The Vice is built around the company’s Fuzion sole, which features something called sloped-angle inverse hexagons, that vary in diameter from 9mm at the toe and heel to 7mm at the pedal contact area. In other words this is a waffle sole with different size indents to allow it to engage with the pedal pins and also help when walking. To further help grip, the sole uses Ride Concept’s in-house DST 6.0 rubber and features a D3O High Impact insole to absorb shock and a TPU toe bumper to resist rock strikes. A fully-gusseted tongue stops dirt getting in and the upper is a tough suede, which is also perforated for breathability.

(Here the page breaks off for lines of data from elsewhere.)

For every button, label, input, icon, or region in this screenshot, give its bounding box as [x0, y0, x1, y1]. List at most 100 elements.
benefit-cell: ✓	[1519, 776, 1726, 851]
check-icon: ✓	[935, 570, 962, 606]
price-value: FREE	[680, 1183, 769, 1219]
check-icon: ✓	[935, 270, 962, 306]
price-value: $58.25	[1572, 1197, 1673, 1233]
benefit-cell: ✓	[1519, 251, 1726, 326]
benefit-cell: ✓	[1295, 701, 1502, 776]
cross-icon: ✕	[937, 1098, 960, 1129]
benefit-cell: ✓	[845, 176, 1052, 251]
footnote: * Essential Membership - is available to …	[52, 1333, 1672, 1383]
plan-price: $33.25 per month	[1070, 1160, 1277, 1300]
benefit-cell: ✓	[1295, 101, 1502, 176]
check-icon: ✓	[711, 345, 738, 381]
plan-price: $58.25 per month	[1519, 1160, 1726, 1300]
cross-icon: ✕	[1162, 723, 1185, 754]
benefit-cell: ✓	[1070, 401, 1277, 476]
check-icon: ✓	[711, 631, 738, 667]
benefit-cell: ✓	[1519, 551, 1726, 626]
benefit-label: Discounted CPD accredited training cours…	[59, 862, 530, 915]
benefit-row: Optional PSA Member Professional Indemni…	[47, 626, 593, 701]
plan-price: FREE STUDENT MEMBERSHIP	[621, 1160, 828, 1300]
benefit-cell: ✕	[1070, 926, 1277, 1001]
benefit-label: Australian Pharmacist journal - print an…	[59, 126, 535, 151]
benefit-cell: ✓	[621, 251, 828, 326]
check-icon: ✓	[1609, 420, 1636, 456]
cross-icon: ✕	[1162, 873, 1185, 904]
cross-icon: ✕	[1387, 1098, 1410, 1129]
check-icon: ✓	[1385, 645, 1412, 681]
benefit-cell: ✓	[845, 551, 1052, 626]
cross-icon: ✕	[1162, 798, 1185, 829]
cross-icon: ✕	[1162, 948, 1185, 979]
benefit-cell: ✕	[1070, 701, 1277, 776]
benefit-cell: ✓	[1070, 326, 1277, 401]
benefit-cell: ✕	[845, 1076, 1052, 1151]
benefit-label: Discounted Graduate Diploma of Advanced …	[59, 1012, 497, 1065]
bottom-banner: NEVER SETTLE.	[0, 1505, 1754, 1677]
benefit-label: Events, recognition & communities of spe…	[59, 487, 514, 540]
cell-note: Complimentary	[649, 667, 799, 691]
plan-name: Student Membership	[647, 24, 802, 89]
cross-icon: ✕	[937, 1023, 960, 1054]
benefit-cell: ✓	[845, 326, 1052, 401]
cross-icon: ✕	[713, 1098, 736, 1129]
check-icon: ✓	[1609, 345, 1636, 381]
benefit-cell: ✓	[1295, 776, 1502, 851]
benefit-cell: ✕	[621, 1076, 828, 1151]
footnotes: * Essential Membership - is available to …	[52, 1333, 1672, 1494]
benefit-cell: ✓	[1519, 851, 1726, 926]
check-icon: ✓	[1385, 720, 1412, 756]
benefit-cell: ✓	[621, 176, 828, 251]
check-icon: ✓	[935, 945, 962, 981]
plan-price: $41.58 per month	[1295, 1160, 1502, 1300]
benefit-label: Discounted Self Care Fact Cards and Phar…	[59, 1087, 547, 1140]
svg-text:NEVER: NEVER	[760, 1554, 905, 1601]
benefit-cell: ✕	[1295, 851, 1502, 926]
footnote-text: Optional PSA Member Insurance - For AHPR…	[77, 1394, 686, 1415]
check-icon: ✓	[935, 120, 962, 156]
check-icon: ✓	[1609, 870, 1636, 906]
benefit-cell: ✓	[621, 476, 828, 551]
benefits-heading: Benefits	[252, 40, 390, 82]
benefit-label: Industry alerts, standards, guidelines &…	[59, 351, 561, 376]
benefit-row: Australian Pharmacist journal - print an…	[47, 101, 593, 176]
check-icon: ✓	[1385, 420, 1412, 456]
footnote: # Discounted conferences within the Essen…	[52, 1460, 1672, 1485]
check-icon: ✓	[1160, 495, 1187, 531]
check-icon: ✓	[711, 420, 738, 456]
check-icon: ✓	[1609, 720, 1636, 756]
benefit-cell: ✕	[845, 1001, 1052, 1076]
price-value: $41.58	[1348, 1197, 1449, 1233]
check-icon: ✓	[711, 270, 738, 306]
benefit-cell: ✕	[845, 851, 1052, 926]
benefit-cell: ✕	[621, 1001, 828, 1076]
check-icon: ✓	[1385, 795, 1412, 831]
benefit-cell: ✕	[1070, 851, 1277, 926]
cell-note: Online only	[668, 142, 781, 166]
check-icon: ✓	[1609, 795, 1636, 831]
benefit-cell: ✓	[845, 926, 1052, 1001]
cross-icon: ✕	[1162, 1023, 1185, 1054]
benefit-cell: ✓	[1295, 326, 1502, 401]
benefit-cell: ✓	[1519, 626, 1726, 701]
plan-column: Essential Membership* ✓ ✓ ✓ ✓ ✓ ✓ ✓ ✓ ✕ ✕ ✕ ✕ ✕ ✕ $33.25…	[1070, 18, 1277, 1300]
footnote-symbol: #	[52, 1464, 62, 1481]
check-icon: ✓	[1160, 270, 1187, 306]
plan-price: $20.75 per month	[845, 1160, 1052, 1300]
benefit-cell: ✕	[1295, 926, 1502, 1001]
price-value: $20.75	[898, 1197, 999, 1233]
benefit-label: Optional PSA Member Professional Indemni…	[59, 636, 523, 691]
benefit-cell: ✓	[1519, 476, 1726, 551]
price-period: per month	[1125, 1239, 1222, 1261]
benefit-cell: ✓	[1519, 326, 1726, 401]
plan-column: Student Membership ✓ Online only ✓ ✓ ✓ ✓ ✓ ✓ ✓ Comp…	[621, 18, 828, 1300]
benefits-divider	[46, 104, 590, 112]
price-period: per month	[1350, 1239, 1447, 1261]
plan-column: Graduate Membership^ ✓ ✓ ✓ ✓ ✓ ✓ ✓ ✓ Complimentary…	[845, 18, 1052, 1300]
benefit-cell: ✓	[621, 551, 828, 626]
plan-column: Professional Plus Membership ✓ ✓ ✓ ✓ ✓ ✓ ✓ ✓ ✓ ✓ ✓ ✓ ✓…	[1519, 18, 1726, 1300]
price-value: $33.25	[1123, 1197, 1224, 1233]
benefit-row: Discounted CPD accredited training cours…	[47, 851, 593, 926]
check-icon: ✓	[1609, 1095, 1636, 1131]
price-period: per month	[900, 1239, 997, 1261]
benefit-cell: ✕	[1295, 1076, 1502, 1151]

The construction and features are pretty standard, and visually the Vice isn’t that far removed from a Five Ten Freerider – it’s even similar in price. The key difference is the DST 6.0 rubber isn’t as tacky as the Five Ten Stealth compound and, while this is something we criticise constantly when comparing shoes to Five Ten, in this case I’m wondering whether the rubber is harder because BMX/Slopestyle riders prefer that? I’ve heard companies claim a harder sole lets you reposition your feet more easily when you’ve taken them off to do a trick. I’m not a slopestyle rider, but I’ve never had an issue with repositioning my feet, even in the softest shoes.
Some manufacturers also claim riders don’t want a sole that’s soft because it wears out too quickly, which is sort of true, but few seem to actually have built a test shoe to verify this theory. Like most things, some products are based on conjecture, rather than what performs well in the real world. Personally, I think if you’re riding flats in whatever discipline you just want the most grip possible.
So where does this leave the Vice? It’s a well-built, comfortable shoe with casual styling that looks good on and off the bike. It might be perfect for BMX/Slopestyle, but if you intend to use this for trail riding, the grip isn’t as good as the equivalently-priced Five Ten Freerider.